The discharging process, i.e., the driving process, is a process with human factors involved, and its SOC is affected by numerous factors, not limited to those shown in the figure below, such as road conditions (slope, bumpiness). This paper mainly considers the influence of the user’s driving strategy on the SOC variation. The discharging characteristic MIC matrix is shown on the left of Figure 1, and the results prove that the correlation between the discharging SOC and driving distance, speed and temperature is the strongestamong the subcorrelation factors of the discharging SOC, the correlation between the discharging SOC and total voltage and battery voltage is stronger, therefore, the user driving strategy is the main causal factor of SOC change in the discharging process. Meanwhile, temperature is also a major factor affecting SOC, which is due to the fact that electric vehicles are driven in situations where the outdoor temperature is low and the low temperature inhibits the performance of the battery (Qin et al., 2021). Here, a discharging SOC prediction model based on user driving strategy and real temperature data is considered.

FIGURE 1

FIGURE 1. MIC matrix analysis of charging characteristics and discharging characteristics.

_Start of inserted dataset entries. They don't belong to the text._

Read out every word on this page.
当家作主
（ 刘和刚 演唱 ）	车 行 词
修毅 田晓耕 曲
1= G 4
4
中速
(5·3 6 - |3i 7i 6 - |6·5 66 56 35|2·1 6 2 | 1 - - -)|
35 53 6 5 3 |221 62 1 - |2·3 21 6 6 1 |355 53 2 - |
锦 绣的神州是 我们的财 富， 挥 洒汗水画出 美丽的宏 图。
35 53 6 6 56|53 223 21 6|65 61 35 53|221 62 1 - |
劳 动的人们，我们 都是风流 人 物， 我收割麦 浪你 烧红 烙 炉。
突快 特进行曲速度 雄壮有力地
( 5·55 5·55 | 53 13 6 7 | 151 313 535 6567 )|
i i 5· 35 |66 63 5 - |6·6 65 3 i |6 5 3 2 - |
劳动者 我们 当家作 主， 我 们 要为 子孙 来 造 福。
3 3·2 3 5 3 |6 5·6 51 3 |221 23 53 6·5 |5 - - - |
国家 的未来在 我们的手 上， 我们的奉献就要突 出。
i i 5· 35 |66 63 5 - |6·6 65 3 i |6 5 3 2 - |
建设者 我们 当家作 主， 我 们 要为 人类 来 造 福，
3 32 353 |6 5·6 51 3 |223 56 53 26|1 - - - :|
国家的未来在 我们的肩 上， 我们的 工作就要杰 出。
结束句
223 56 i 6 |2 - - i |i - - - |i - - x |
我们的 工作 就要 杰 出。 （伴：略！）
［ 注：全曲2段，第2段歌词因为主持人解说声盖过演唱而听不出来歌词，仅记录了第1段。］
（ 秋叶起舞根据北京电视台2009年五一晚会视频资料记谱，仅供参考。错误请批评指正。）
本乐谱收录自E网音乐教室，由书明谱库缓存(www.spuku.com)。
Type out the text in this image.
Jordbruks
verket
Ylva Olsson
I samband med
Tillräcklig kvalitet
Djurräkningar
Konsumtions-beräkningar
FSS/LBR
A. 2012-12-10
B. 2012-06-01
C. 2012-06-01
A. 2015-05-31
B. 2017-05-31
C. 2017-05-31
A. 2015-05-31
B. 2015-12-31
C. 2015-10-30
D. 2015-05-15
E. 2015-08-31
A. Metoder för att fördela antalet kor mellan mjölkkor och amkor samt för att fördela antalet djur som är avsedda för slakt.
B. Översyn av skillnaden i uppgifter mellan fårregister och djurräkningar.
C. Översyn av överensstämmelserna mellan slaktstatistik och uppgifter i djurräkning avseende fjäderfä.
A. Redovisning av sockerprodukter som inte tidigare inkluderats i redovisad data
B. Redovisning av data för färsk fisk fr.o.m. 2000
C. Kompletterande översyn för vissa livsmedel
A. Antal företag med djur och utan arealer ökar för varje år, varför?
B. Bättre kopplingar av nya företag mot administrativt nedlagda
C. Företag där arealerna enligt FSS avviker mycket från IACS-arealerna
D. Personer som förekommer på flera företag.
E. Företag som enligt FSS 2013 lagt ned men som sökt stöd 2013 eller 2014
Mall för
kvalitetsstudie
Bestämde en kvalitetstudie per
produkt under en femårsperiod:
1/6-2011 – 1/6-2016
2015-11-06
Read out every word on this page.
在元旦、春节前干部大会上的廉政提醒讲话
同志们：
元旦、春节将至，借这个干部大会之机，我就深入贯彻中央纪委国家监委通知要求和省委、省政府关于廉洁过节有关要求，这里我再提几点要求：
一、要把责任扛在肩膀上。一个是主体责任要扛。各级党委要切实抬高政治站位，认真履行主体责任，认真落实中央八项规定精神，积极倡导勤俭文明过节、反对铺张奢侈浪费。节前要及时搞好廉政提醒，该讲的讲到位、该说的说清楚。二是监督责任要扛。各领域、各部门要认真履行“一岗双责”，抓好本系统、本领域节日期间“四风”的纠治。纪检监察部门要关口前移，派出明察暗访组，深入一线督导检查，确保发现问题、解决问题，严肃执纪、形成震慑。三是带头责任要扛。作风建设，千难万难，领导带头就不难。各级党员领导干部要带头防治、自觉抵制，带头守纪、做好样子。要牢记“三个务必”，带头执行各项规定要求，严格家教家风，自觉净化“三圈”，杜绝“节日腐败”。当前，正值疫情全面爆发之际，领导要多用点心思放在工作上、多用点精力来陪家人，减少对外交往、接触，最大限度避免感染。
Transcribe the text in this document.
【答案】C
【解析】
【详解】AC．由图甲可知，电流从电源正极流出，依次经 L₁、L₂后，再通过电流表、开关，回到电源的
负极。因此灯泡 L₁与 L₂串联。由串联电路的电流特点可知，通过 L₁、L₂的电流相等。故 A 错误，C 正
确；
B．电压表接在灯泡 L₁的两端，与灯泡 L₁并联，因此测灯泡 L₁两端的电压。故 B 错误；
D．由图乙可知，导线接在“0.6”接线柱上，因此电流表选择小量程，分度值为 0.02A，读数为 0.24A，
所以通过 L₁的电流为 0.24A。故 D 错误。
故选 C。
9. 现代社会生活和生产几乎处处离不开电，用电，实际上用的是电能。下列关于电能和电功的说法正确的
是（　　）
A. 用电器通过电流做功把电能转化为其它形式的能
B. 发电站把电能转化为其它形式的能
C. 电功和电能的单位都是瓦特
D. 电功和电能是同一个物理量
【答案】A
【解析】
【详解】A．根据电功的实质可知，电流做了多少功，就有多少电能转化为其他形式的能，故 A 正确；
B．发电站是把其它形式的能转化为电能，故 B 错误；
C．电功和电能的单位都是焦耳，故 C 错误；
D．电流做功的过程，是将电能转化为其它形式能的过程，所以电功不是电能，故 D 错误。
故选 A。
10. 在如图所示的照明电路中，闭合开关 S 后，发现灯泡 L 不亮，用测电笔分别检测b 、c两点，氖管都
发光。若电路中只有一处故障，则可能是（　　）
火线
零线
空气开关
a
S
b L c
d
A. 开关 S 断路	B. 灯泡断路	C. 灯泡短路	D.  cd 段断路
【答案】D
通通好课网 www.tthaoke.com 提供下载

2.1.2 Correlation analysis of charging characteristics

The charging stage has no human subjective factors involved, and each variable changes with the interaction process of EV and charging pile. The whole process is more regular than the discharging process, and the charging process is divided into fast charging and slow charging. The correlation of these two process features is basically unified. The MIC matrix is shown on the right of Figure 1, and the results prove that the charging SOC and the user charging duration, charging voltage, and temperature are strongly correlated. As with the discharging process, a charging SOC prediction model based on user charging duration and real temperature data is considered here.

2.2 Correlation analysis of charging urgency and charging demand

The root cause of user charging demand generation is the reduction of battery energy, which affects the urgency of user charging, i.e., charging urgency (Yi and Bauer, 2015). The higher the charging urgency is, the higher the probability of that user signaling charging demand. Only the charging urgency determined by the battery SOC is considered here. When the depth of discharge (DOD) is deep and the remaining charge is less, the higher the charging probability of the user and the higher the charging urgency of the user, it becomes more urgent for the user to charge.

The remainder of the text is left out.